Le moyen est mal fondé et doit donc être rejeté.
4.a)S'agissant toujours des événements du 8 février 2007, le
Ministère public soutient que l'état de fait est insuffisant. Il conteste que
V.________ ait "probablement" attendu avant d'être fouillée et souligne que
le tatouage de la jeune femme n'était visible que brièvement, de sorte que
P.________ avait dû être "très attentif au déshabillage pour le voir"

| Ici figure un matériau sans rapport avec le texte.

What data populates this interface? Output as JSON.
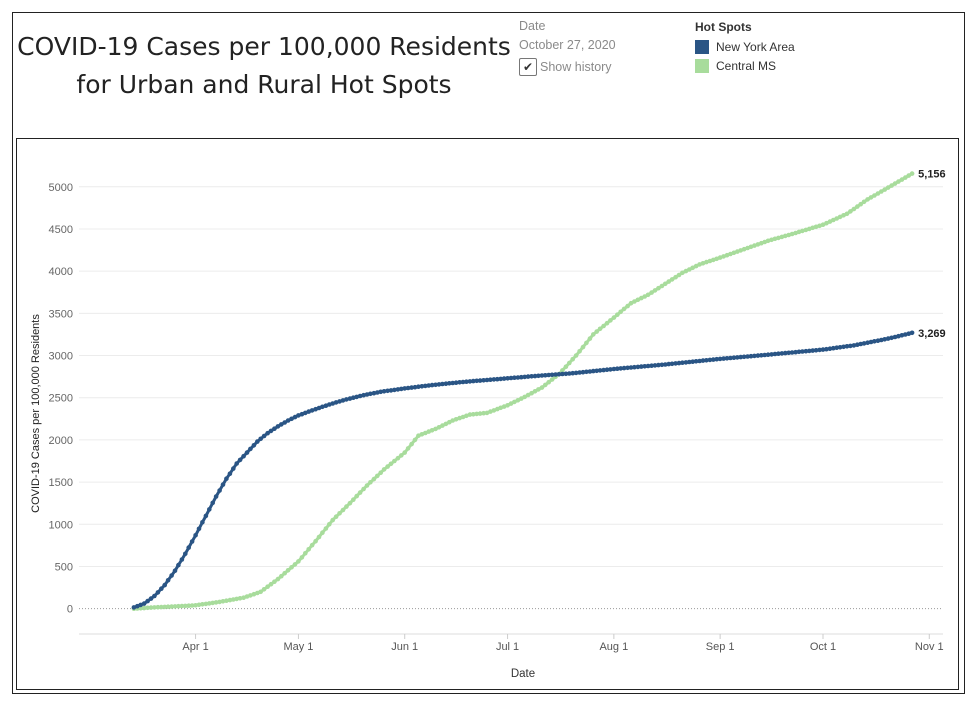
{
  "title_line1": "COVID-19 Cases per 100,000 Residents",
  "title_line2": "for Urban and Rural Hot Spots",
  "filter": {
    "label": "Date",
    "value": "October 27, 2020",
    "checkbox_mark": "✔",
    "checkbox_label": "Show history",
    "checked": true
  },
  "legend": {
    "title": "Hot Spots",
    "items": [
      {
        "name": "New York Area",
        "color": "#2a5585"
      },
      {
        "name": "Central MS",
        "color": "#a8dc9c"
      }
    ]
  },
  "chart_data": {
    "type": "line",
    "xlabel": "Date",
    "ylabel": "COVID-19 Cases per 100,000 Residents",
    "ylim": [
      -300,
      5400
    ],
    "yticks": [
      0,
      500,
      1000,
      1500,
      2000,
      2500,
      3000,
      3500,
      4000,
      4500,
      5000
    ],
    "xticks": [
      {
        "date": "2020-04-01",
        "label": "Apr 1"
      },
      {
        "date": "2020-05-01",
        "label": "May 1"
      },
      {
        "date": "2020-06-01",
        "label": "Jun 1"
      },
      {
        "date": "2020-07-01",
        "label": "Jul 1"
      },
      {
        "date": "2020-08-01",
        "label": "Aug 1"
      },
      {
        "date": "2020-09-01",
        "label": "Sep 1"
      },
      {
        "date": "2020-10-01",
        "label": "Oct 1"
      },
      {
        "date": "2020-11-01",
        "label": "Nov 1"
      }
    ],
    "xlim": [
      "2020-02-27",
      "2020-11-05"
    ],
    "grid": true,
    "zero_line": true,
    "series": [
      {
        "name": "New York Area",
        "color": "#2a5585",
        "end_label": "3,269",
        "points": [
          [
            "2020-03-14",
            15
          ],
          [
            "2020-03-17",
            60
          ],
          [
            "2020-03-20",
            150
          ],
          [
            "2020-03-23",
            280
          ],
          [
            "2020-03-26",
            450
          ],
          [
            "2020-03-29",
            650
          ],
          [
            "2020-04-01",
            870
          ],
          [
            "2020-04-04",
            1100
          ],
          [
            "2020-04-07",
            1330
          ],
          [
            "2020-04-10",
            1540
          ],
          [
            "2020-04-13",
            1720
          ],
          [
            "2020-04-16",
            1850
          ],
          [
            "2020-04-19",
            1980
          ],
          [
            "2020-04-22",
            2080
          ],
          [
            "2020-04-25",
            2160
          ],
          [
            "2020-04-28",
            2230
          ],
          [
            "2020-05-01",
            2290
          ],
          [
            "2020-05-05",
            2350
          ],
          [
            "2020-05-10",
            2420
          ],
          [
            "2020-05-15",
            2480
          ],
          [
            "2020-05-20",
            2530
          ],
          [
            "2020-05-25",
            2570
          ],
          [
            "2020-06-01",
            2610
          ],
          [
            "2020-06-08",
            2645
          ],
          [
            "2020-06-15",
            2675
          ],
          [
            "2020-06-22",
            2700
          ],
          [
            "2020-07-01",
            2730
          ],
          [
            "2020-07-10",
            2760
          ],
          [
            "2020-07-20",
            2790
          ],
          [
            "2020-08-01",
            2840
          ],
          [
            "2020-08-15",
            2890
          ],
          [
            "2020-09-01",
            2960
          ],
          [
            "2020-09-15",
            3010
          ],
          [
            "2020-10-01",
            3070
          ],
          [
            "2020-10-10",
            3120
          ],
          [
            "2020-10-20",
            3200
          ],
          [
            "2020-10-27",
            3269
          ]
        ]
      },
      {
        "name": "Central MS",
        "color": "#a8dc9c",
        "end_label": "5,156",
        "points": [
          [
            "2020-03-14",
            0
          ],
          [
            "2020-03-20",
            15
          ],
          [
            "2020-03-25",
            25
          ],
          [
            "2020-04-01",
            40
          ],
          [
            "2020-04-08",
            80
          ],
          [
            "2020-04-15",
            130
          ],
          [
            "2020-04-20",
            200
          ],
          [
            "2020-04-25",
            350
          ],
          [
            "2020-05-01",
            560
          ],
          [
            "2020-05-06",
            800
          ],
          [
            "2020-05-11",
            1050
          ],
          [
            "2020-05-16",
            1250
          ],
          [
            "2020-05-21",
            1460
          ],
          [
            "2020-05-26",
            1650
          ],
          [
            "2020-06-01",
            1850
          ],
          [
            "2020-06-05",
            2050
          ],
          [
            "2020-06-10",
            2130
          ],
          [
            "2020-06-15",
            2230
          ],
          [
            "2020-06-20",
            2300
          ],
          [
            "2020-06-25",
            2320
          ],
          [
            "2020-07-01",
            2410
          ],
          [
            "2020-07-06",
            2510
          ],
          [
            "2020-07-11",
            2620
          ],
          [
            "2020-07-16",
            2780
          ],
          [
            "2020-07-21",
            3000
          ],
          [
            "2020-07-26",
            3250
          ],
          [
            "2020-08-01",
            3450
          ],
          [
            "2020-08-06",
            3620
          ],
          [
            "2020-08-11",
            3720
          ],
          [
            "2020-08-16",
            3850
          ],
          [
            "2020-08-21",
            3980
          ],
          [
            "2020-08-26",
            4080
          ],
          [
            "2020-09-01",
            4160
          ],
          [
            "2020-09-08",
            4260
          ],
          [
            "2020-09-15",
            4360
          ],
          [
            "2020-09-22",
            4440
          ],
          [
            "2020-10-01",
            4550
          ],
          [
            "2020-10-08",
            4680
          ],
          [
            "2020-10-14",
            4850
          ],
          [
            "2020-10-20",
            4990
          ],
          [
            "2020-10-27",
            5156
          ]
        ]
      }
    ]
  }
}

(recours, p. 8 in fine). Il relève également qu'il est impossible que l'intimé
ait fait un commentaire graveleux, dès lors que celui-ci a affirmé ne pas
avoir croisé l'agent M..
b)Les arguments du recourant sont d'ordre purement
appellatoire, celui-ci se bornant à substituer sa propre version des faits à
celle retenue par le tribunal sans expliquer d'ailleurs en quoi ce dernier se
serait trompé et aurait fait preuve d'arbitraire.
Au demeurant, on ne voit pas en quoi les éléments
susmentionnés seraient susceptibles de modifier l'appréciation du tribunal
telle qu'exposée à la page 17 de la décision attaquée, ce d'autant plus que
celui-ci a, comme on l'a vu ci-avant, admis que P. avait lui-même
visionné la vidéo litigieuse.
Partant, le moyen est mal fondé et doit être rejeté.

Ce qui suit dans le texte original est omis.